Why even use these artificial #s? The usage of ‘artificial’ #s like mean & standard deviation is actually convenient to answering lots of questions quickly. You can say 95% of observations are within 2 standard deviations of the mean; and 2/3 of observations are within one standard deviation of the mean, and so on. You can calculate this without consulting the real data, which would be more time consuming. You can also do hypothesis testing with these artificial #s.

So these artificial #s can be calculated but the important and relevant thing to ask is: What is it being used for? i.e., what's the purpose of this calculation?

Just saying that the average British woman has 2.6 children and leaving it at that seems silly. You want to do one of two things with statistics:
  1. Estimation : as a descriptive statistic [means should be reported along with the standard deviation but in this e.g., it wasn’t!]
  2. Inference : Hypothesis testing; test out a theory that one group has higher something or other than a control group

Moreover, with 2.6 children, you cannot test a hypothesis as such because many hypothesis tests can only be used on continuous variables whereas # of children is a discrete, categorical variable [only integers]

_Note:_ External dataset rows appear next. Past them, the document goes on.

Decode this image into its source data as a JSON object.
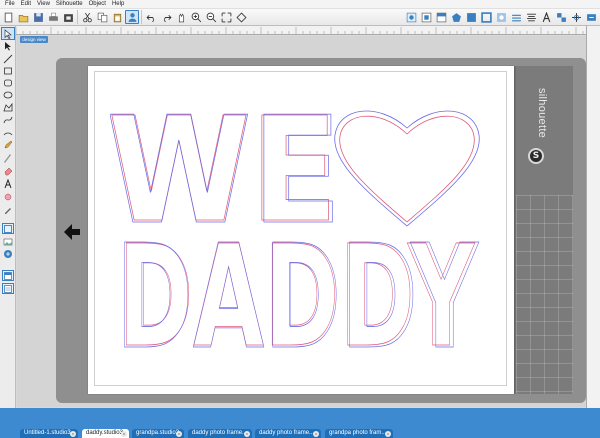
{
  "menu": [
    "File",
    "Edit",
    "View",
    "Silhouette",
    "Object",
    "Help"
  ],
  "toolbar_left_icons": [
    "new-file-icon",
    "open-file-icon",
    "save-icon",
    "print-icon",
    "store-icon",
    "cut-icon",
    "copy-icon",
    "paste-icon",
    "user-icon",
    "undo-icon",
    "redo-icon",
    "pan-icon",
    "zoom-in-icon",
    "zoom-out-icon",
    "zoom-fit-icon",
    "zoom-page-icon"
  ],
  "toolbar_right_icons": [
    "settings-icon",
    "design-page-icon",
    "media-icon",
    "cut-settings-icon",
    "fill-icon",
    "line-color-icon",
    "gradient-icon",
    "line-style-icon",
    "align-icon",
    "text-style-icon",
    "replicate-icon",
    "transform-icon",
    "send-to-silhouette-icon"
  ],
  "design_view_label": "design view",
  "brand": "silhouette",
  "brand_logo_letter": "S",
  "artwork_lines": [
    "WE",
    "DADDY"
  ],
  "heart": "heart",
  "tabs": [
    {
      "label": "Untitled-1.studio3",
      "active": false
    },
    {
      "label": "daddy.studio3",
      "active": true
    },
    {
      "label": "grandpa.studio3",
      "active": false
    },
    {
      "label": "daddy photo frame...",
      "active": false
    },
    {
      "label": "daddy photo frame...",
      "active": false
    },
    {
      "label": "grandpa photo fram...",
      "active": false
    }
  ],
  "tab_close": "x",
  "colors": {
    "cut_line_red": "#e05a7a",
    "cut_line_blue": "#6b6bea",
    "tabbar_bg": "#3d8ad1",
    "mat_gray": "#8f8f8f"
  }
}
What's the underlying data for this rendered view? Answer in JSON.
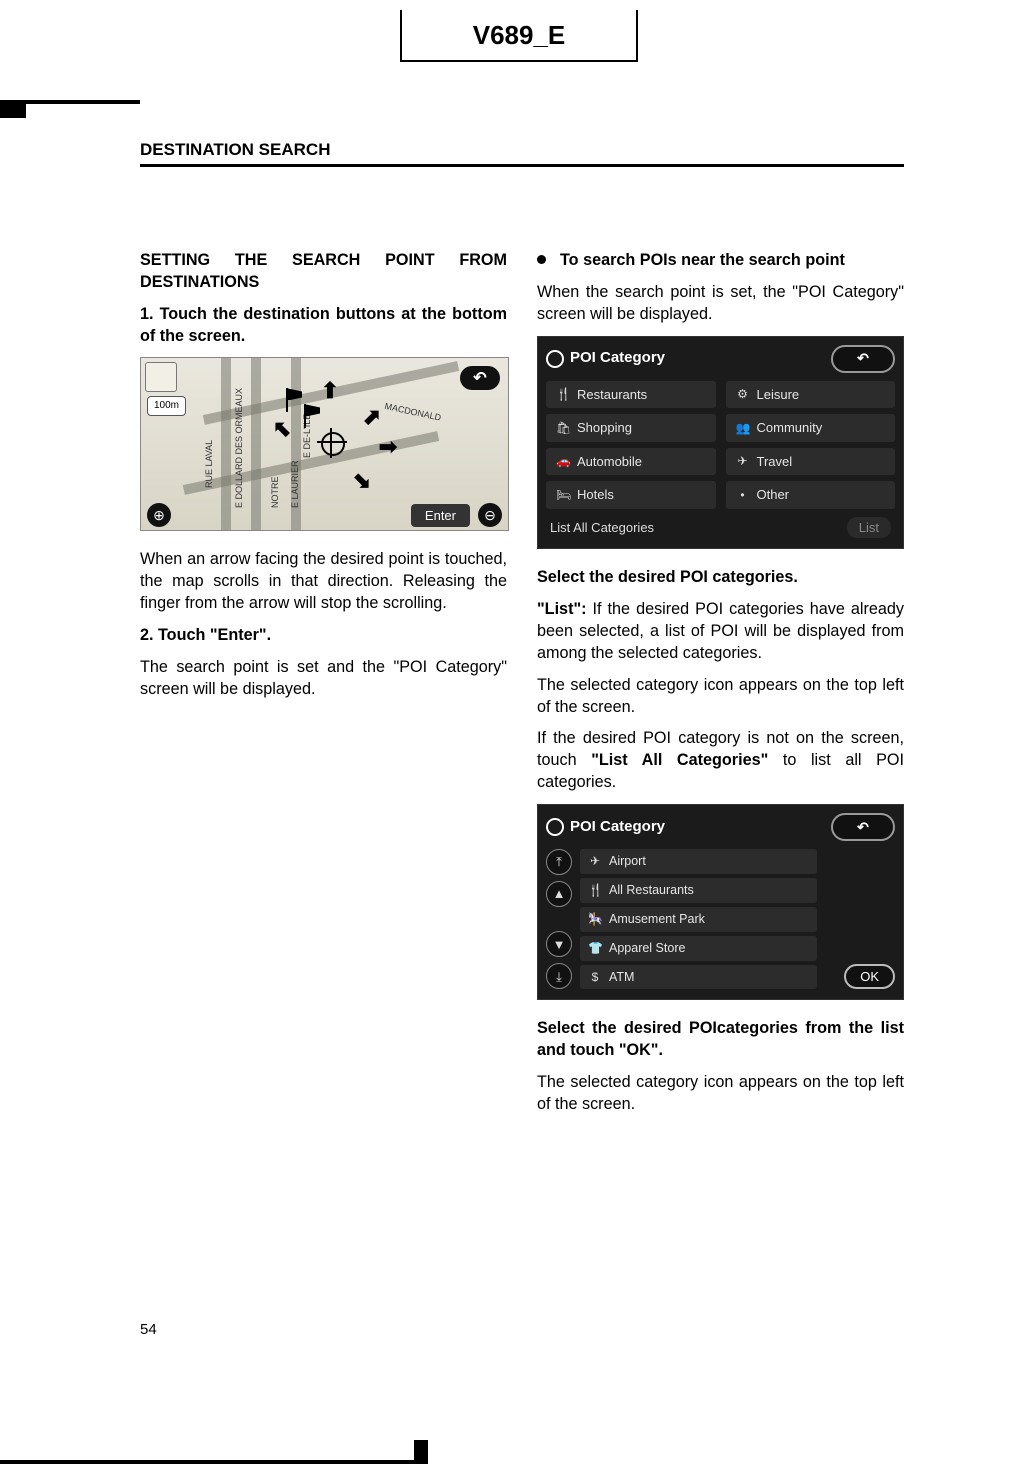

As said above, with estimation, reporting average of 2.6 british children without a standard deviation leaves out a lot of information. For example, most women might have either 2 or 3 children and a few women have lots and lots. [Outliers can skew the mean]. So a single number can rarely be used to describe data; measures of spread should be reported alongside estimates!!

A similar study showed British women having average of 2.1 children with standard dev of 1.1; When applying the rule of 95% of data are within 2 standard deviations of the mean, you get 95% of families have between -.1 and 4.3 children which is really ridiculous! So using the mean/standard deviation is not very good here. What’s more apt in a case like this is using a histogram.
# of children in family vs. percentage vs. cumulative percentage
it’s a basic table that breaks down # of children by percentages of family that have that # of children. You don’t have a single # any longer but it’s much more useful and accurate.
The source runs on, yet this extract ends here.